The following remarks were delivered by Head of School Judy Guild during Commencement of the Class of 2023:
During the last decade when members of the Class of 2023 were growing up, the social media marketing industry developed a new role for individuals to play, called the Influencer. While the concept itself has been around for centuries, it began to take on a new meaning and gain social power between 2010-2023 as social media platforms were released. For example, when the social media platform Twitch started, along came gaming influencers. Instagram quickly gained the largest number of influencers with Salena Gomez having the largest number of followers. Then a bit later in the decade, TikTok arrived, and once again influencers on that platform swayed the public. Now a 13.8-billion-dollar industry, influencers share their lives in engaging ways as they interact with fans through their content. In fact, just this week Christian Lockhart created the Cultish Conquest Board Game as part of his senior project, which was designed around this concept of being an influencer. So, what does it mean to be an influencer, in todays’ terms and in yesterday’s world? Why does an individual have such power? I experienced an impactful influencer during my coming-of-age decade.
When I was growing up in the 1960’s and 70’s, Eleanor Roosevelt was one of my influencers. I know, she was not a Salena Gomez, but she was an influencer!
I lived in Hyde Park, New York, the home of Franklin Deleanor Roosevelt (FDR). The longest sitting president, FDR’s profile hung over our town. However, it was Eleanor Roosevelt’s life that influenced me. The wife of a powerful president, a mother of six children, an educator, and civil rights activist, Mrs. Roosevelt’s influence taught me that women could be agents for change.
Like today’s social media influencers, certain people, especially those with a public image, can hold a special power over the thoughts and minds of others. In fact, Mrs. Roosevelt believed that realizing the importance of this power was essential. She proclaimed, “Remember always that you have not only the right to be an individual; you have an obligation to be one. You cannot make any useful contribution in life unless you do this.”
Eleanor Roosevelt tried to live this truth. She stood up against wrongs done, and she believed in the power of the individual to stimulate change. My mother volunteered at Val-Kill, the country home where Eleanor spent much of her time, tending to Mrs. Roosevelt’s rose garden. My mother would return home with various ideas that inspired her as she listened and learned of the life Eleanor lived. Val-kill was Eleanor’s place, a mile away from the home of FDR, a place she could be less public and find time to be her own person.
Much like today, the decades in which the Roosevelts lived were riddled with challenges and rapid change both at home and in the world. Mrs. Roosevelt had seen and experienced World War II, lived through the perils of the Great Depression, navigated civil unrest, and championed women’s rights. Additionally, she was appointed to the U.S. Delegation to the United Nations during the Cuban missile crisis, and she chaired the hearing to investigate the conduct of federal judges in the cases against the Freedom Riders.
During her later years, Mrs. Roosevelt remarked on the importance of what today we define as a growth mindset: “The learning process must go on as long as we live. Life is interesting as long as it is a process of growth… we can grow only as long as we are interested.” (Eleanor Roosevelt: In Her Words ed. By Nancy Woloch p. 308). Effective influencers keep us interested, so we will expand our own curiosity, inspire our inner strength, and spark a spirit of adventure.

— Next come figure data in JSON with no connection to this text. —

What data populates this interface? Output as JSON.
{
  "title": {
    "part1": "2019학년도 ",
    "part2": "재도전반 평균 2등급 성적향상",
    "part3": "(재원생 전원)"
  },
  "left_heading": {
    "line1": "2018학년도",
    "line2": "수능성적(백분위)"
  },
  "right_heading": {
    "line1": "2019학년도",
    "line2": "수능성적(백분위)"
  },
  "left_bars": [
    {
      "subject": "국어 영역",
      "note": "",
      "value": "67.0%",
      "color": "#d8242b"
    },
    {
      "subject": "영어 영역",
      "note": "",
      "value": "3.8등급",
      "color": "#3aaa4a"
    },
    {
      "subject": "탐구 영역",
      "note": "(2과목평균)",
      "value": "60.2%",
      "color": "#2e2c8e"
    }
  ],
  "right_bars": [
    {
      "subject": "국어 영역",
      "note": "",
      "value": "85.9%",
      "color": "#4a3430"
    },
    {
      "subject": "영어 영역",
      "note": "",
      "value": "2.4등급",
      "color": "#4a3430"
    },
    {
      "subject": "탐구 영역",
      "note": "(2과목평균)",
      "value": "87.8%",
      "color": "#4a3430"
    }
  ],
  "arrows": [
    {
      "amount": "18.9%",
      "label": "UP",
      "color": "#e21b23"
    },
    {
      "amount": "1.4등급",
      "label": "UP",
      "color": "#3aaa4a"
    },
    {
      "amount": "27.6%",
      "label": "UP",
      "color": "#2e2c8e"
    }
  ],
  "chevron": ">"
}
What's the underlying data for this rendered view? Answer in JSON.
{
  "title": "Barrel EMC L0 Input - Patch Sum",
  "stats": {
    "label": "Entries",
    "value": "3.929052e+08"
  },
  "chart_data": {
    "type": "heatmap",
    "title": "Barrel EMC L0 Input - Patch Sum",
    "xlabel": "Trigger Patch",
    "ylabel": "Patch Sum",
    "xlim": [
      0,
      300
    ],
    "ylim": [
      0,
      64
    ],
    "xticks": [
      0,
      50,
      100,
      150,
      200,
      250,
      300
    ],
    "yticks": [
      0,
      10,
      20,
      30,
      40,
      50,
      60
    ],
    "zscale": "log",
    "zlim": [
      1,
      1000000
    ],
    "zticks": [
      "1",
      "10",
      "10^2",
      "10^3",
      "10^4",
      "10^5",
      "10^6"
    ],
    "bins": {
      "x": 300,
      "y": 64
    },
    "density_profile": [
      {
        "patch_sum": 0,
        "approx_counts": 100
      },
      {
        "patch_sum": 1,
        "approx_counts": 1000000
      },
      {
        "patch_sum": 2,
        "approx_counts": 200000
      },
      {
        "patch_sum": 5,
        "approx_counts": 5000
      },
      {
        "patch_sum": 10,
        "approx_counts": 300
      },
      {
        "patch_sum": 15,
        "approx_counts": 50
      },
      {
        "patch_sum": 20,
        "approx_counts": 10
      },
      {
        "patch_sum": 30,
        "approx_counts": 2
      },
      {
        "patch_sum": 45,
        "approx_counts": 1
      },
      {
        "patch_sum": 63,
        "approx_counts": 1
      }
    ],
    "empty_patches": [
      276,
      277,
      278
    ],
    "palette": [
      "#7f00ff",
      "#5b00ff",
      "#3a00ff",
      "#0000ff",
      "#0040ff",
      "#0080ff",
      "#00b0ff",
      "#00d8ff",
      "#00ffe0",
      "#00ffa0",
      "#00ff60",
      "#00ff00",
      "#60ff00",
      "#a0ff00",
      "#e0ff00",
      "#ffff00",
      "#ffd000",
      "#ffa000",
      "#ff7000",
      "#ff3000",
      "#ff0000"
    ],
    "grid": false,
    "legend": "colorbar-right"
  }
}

The remarks my colleagues and I will share in the next hour about the individual members of the Class of 2023 will offer you a glimpse into these remarkable young people and how they influenced others. They learned to persevere through the pandemic’s many challenges, wrestle with racial inequalities and social unrest, and face daily uncertainty. Despite these challenges, you will hear how they stayed interested in their learning, found their individual path, and held on to their sense of adventure. According to Eleanor Roosevelt, “curiosity, interest, imagination, and a sense of adventure are the qualities that enable us to continue to grow as human beings” (p. 306) and the members of the Class of 2023 clearly exemplify these qualities. Class of 2023, you have been my modern-day influencers.